PDF(Pubmed)
Abstract:
Glycerol and dimethyl sulfoxide (DMSO) are widely used cryoprotectants for freezing human cell cultures. During the manufacturing process of ocular stem cell-based autographs, ex vivo cultivated ocular cells are cryopreserved for quality control purposes in accordance with regulatory requirements. The efficiency of the cryopreservation methods is limited by their effect on cell survival and quality. We compared two cryopreservation reagents, glycerol and DMSO, for their influence on the survival and quality of human primary conjunctival cultures. We found increased cell viability after cryopreservation in DMSO compared to cryopreservation in glycerol. The clonogenic and proliferative capacity was unaffected by the cryopreservation reagents, as shown by the colony forming efficiency and cumulative cell doubling.
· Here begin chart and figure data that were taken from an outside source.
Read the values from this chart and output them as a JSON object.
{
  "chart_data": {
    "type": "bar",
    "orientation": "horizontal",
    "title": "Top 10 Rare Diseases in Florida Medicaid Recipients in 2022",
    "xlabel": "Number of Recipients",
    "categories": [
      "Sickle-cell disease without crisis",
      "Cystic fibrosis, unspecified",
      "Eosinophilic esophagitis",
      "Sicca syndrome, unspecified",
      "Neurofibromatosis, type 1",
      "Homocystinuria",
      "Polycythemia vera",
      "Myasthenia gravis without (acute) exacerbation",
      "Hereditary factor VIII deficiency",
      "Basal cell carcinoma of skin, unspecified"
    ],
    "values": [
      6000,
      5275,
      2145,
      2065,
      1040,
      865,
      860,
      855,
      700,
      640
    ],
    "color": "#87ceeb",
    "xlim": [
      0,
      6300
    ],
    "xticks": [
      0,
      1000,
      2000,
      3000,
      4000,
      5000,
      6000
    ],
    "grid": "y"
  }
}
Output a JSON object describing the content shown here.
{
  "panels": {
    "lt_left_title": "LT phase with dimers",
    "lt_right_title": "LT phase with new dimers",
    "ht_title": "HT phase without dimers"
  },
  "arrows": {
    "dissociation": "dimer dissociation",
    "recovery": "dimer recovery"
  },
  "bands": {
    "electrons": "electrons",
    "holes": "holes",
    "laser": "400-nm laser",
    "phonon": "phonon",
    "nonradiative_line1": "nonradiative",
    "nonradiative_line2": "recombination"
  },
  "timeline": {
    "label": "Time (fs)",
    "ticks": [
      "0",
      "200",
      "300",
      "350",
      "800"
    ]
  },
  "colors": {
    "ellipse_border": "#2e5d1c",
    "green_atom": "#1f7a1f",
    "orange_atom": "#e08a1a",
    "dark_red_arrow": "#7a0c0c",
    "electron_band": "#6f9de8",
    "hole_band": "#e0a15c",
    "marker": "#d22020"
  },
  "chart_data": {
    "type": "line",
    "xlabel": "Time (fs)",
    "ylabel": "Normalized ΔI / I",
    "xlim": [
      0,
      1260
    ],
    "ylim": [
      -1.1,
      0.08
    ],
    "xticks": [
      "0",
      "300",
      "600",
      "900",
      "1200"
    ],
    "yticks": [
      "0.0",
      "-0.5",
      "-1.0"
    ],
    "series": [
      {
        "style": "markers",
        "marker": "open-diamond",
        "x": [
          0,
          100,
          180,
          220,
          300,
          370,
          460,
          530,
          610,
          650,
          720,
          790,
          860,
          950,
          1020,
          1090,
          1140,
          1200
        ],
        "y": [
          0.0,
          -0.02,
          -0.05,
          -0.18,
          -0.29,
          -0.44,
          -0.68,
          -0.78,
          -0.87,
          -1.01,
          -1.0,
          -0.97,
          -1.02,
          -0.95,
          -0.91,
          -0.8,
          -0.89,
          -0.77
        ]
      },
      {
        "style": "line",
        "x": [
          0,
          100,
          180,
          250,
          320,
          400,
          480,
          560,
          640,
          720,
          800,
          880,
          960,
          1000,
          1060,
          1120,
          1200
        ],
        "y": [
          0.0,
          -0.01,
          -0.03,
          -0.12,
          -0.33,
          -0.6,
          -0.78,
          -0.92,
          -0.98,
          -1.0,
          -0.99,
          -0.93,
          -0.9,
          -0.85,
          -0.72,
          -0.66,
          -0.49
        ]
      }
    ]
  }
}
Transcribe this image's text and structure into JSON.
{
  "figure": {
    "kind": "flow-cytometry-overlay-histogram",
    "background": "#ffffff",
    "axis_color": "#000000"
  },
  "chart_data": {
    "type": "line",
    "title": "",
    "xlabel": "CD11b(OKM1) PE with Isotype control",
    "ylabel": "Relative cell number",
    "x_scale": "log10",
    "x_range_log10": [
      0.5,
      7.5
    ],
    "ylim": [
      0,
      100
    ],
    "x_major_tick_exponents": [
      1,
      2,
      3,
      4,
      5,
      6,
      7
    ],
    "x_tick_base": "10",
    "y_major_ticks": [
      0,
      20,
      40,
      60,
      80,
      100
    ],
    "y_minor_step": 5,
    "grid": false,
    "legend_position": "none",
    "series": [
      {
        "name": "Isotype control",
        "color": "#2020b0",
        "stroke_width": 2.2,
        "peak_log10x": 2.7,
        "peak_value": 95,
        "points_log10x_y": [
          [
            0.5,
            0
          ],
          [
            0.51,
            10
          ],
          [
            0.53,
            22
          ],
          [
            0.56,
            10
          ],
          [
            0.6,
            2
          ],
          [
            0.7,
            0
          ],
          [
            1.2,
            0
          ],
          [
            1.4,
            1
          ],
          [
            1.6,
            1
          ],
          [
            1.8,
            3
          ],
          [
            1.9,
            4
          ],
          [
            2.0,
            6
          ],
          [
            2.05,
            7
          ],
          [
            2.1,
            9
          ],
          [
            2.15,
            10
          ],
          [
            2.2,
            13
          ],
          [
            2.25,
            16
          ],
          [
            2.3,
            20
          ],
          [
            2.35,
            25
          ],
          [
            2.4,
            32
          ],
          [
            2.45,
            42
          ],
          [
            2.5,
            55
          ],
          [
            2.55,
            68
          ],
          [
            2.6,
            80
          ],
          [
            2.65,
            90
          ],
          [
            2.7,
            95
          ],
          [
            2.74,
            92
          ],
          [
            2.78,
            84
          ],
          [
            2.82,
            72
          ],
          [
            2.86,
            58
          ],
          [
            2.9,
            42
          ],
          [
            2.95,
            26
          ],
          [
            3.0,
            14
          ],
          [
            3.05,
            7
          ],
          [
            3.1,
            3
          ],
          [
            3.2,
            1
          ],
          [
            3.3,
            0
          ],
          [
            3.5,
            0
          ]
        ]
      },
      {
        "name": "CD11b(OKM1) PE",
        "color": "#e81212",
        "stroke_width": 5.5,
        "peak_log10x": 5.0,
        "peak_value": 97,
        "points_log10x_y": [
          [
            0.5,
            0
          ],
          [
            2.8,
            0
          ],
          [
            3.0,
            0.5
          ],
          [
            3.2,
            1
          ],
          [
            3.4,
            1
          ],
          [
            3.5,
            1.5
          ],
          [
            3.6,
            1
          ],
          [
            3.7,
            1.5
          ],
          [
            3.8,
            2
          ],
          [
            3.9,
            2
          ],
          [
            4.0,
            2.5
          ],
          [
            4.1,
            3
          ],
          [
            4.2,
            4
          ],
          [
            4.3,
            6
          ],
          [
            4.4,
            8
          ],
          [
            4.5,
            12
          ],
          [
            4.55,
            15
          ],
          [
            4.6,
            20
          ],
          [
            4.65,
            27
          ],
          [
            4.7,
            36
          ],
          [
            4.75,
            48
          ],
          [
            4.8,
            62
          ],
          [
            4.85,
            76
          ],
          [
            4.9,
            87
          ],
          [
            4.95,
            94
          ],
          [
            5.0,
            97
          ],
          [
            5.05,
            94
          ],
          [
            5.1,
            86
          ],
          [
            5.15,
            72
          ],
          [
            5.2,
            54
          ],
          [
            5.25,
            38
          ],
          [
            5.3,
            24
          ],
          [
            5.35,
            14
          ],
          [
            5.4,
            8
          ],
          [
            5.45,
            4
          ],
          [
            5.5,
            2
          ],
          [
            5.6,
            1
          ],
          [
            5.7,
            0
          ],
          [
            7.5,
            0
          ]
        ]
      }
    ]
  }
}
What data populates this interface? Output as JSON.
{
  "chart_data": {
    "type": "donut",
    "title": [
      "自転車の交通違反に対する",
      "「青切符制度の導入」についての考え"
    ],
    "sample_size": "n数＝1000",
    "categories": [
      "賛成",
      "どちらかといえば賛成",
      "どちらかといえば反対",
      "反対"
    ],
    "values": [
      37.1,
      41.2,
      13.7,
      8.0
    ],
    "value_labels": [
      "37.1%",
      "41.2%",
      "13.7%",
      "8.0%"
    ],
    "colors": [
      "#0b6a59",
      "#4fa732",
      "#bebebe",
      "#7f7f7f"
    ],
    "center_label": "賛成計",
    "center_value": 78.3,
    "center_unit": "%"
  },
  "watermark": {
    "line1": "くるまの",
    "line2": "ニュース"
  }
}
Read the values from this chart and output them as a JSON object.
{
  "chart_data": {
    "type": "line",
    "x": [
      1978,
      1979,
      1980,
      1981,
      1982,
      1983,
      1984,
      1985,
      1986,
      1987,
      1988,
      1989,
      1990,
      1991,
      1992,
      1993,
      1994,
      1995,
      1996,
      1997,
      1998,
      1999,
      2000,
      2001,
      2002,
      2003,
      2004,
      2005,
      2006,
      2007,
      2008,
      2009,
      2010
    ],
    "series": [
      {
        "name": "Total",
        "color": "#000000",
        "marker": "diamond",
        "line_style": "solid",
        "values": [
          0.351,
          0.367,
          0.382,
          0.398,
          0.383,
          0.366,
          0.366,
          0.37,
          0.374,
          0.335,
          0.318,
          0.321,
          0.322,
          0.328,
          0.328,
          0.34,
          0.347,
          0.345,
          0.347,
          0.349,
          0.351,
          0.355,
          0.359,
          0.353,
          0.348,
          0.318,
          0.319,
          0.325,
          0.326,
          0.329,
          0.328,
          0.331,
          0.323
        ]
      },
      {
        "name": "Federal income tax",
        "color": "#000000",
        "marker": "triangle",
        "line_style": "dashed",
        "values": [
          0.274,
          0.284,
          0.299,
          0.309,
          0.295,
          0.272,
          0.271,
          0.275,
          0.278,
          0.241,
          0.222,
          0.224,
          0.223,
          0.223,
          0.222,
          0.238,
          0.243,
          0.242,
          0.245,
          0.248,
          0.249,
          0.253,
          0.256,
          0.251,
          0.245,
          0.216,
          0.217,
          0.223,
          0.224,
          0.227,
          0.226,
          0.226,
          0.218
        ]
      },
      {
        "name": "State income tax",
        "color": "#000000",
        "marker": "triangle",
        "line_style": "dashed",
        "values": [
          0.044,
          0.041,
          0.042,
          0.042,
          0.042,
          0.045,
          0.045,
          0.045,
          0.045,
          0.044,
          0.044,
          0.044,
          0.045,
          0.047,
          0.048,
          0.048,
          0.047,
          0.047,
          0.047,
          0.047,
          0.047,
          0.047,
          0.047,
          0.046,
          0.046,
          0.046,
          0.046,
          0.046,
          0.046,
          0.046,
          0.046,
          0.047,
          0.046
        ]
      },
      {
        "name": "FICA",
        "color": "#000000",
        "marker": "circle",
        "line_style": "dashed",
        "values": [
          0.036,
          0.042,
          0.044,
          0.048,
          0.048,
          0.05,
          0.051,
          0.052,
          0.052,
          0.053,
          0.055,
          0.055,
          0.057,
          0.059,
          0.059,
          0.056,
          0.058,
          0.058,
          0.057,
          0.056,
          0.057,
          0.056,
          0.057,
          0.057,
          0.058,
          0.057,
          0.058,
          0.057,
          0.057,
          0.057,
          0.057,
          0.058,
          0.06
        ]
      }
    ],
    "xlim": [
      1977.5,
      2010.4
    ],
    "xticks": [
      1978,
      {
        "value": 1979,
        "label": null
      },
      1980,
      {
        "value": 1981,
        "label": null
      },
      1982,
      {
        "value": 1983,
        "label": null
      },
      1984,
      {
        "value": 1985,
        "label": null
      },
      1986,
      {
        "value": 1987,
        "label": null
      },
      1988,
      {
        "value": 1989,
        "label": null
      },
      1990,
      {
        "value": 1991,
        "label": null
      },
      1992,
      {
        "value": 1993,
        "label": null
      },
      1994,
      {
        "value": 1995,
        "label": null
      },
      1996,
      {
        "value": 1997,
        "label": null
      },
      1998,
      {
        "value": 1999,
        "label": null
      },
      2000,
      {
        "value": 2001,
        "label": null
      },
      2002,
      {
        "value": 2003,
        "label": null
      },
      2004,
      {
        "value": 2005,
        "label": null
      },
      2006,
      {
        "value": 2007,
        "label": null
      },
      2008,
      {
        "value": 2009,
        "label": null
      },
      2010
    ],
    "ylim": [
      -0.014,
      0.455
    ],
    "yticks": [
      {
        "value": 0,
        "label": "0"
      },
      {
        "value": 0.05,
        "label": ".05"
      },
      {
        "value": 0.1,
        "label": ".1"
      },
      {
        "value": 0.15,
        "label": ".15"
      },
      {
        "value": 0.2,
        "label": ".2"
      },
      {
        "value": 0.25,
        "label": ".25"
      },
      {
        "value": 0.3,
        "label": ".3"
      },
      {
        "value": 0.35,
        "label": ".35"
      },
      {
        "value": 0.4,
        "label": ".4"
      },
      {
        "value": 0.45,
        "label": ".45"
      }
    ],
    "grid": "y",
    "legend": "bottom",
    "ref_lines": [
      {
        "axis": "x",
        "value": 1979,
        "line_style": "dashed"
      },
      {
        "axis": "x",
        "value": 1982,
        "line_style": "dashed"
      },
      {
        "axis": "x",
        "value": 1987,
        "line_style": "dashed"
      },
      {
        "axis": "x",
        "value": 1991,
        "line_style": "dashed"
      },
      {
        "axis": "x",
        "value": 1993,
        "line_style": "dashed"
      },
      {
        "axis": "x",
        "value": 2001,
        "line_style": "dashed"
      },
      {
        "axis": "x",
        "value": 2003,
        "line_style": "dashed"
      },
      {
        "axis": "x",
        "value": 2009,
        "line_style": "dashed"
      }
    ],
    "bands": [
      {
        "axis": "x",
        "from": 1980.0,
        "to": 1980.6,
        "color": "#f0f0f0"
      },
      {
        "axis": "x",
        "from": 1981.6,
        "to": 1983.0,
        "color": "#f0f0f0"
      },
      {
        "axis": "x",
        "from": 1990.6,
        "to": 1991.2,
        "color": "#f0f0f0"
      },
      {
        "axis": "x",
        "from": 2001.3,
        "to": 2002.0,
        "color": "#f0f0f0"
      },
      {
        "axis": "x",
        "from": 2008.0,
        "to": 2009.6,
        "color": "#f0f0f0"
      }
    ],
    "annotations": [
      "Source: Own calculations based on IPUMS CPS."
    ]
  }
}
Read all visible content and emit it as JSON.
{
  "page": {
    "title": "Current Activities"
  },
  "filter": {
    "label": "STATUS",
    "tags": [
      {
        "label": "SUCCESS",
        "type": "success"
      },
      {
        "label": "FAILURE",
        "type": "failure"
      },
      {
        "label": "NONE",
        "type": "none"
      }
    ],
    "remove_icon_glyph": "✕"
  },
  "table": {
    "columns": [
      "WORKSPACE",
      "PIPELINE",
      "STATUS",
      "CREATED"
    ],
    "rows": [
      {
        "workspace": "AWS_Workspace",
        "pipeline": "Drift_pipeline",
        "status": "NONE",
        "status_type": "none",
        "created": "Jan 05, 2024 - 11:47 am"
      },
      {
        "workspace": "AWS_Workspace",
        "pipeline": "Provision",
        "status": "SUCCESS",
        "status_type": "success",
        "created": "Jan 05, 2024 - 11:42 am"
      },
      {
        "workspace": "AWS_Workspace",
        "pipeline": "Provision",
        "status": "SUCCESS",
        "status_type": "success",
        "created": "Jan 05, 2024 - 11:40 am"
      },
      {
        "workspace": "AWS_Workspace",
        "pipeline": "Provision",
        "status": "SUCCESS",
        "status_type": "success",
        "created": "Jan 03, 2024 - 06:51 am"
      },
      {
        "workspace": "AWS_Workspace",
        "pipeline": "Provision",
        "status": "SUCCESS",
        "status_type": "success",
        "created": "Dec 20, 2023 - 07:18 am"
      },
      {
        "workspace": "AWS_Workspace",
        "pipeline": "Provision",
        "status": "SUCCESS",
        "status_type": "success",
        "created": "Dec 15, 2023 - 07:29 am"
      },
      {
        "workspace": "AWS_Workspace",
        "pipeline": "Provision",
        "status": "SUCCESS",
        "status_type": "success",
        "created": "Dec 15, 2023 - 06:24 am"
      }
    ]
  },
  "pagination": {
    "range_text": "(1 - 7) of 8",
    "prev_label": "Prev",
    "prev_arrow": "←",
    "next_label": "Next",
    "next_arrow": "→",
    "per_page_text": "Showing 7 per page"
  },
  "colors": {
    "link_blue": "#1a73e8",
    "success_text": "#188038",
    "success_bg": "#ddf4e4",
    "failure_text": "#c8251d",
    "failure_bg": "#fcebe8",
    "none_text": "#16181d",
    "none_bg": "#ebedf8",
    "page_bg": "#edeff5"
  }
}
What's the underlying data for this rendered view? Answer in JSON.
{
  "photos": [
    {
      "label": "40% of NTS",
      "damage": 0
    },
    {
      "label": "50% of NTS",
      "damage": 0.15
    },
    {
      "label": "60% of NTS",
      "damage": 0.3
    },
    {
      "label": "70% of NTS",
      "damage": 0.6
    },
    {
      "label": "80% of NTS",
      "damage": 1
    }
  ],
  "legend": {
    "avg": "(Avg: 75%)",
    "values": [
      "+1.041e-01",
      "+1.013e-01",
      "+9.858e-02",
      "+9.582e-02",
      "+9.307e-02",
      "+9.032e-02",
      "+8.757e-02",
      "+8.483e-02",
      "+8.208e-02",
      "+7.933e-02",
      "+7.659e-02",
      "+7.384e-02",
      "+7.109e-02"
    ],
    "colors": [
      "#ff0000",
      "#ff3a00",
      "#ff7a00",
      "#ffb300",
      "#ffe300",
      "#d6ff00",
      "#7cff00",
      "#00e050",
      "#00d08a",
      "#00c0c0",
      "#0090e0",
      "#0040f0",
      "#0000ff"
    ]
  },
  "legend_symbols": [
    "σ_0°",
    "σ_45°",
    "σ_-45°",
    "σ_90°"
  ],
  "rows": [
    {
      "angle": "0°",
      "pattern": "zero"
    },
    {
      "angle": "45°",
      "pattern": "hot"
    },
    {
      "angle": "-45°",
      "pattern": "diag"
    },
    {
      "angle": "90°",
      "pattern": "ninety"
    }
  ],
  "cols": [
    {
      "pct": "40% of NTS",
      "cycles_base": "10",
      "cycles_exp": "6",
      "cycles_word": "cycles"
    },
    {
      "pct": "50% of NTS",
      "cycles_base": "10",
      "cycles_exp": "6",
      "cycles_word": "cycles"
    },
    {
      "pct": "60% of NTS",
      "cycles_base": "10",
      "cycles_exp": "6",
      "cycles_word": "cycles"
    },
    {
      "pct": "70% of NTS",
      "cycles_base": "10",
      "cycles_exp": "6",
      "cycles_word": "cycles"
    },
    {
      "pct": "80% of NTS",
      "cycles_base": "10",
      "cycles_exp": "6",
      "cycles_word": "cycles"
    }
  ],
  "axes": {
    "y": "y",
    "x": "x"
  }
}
Importantly, the percentage of p63α- and keratin 19 (K19)-positive cells following cryopreservation in DMSO or glycerol was comparable. Taken together, our results demonstrate that cryopreservation in DMSO improves cell survival compared to cryopreservation in glycerol, with no subsequent effect on cell proliferative-, clonogenic-, or differentiation capacity. Therefore, we advise the use of a 10% DMSO-based cryopreservation medium for the cryopreservation of human primary conjunctival cells, as it will improve the number of cells available for the manufacturing of conjunctival stem cell-based autografts for clinical use.
摘要:
甘油和二甲基亚砜(DMSO)是广泛用于冷冻人细胞培养物的冷冻保护剂。在基于眼干细胞的亲笔签名的制造过程中,根据监管要求,将离体培养的眼细胞冷冻保存用于质量控制目的。冷冻保存方法的效率受限于它们对细胞存活和质量的影响。我们比较了两种冷冻保存试剂,甘油和DMSO,它们对人类原发性结膜培养物的生存和质量的影响。我们发现与在甘油中冷冻保存相比,在DMSO中冷冻保存后细胞活力增加。克隆形成和增殖能力不受冷冻保存试剂的影响,如集落形成效率和累积细胞倍增所示。重要的是,在DMSO或甘油中冷冻保存后,p63α-和角蛋白19(K19)-阳性细胞的百分比相当。一起来看,我们的结果表明,与甘油中的冷冻保存相比,DMSO中的冷冻保存提高了细胞存活率,对细胞增殖没有后续影响-,克隆-,或分化能力。因此,我们建议使用10%基于DMSO的冷冻保存培养基冷冻保存人原代结膜细胞,因为它将提高可用于制造临床使用的基于结膜干细胞的自体移植物的细胞数量。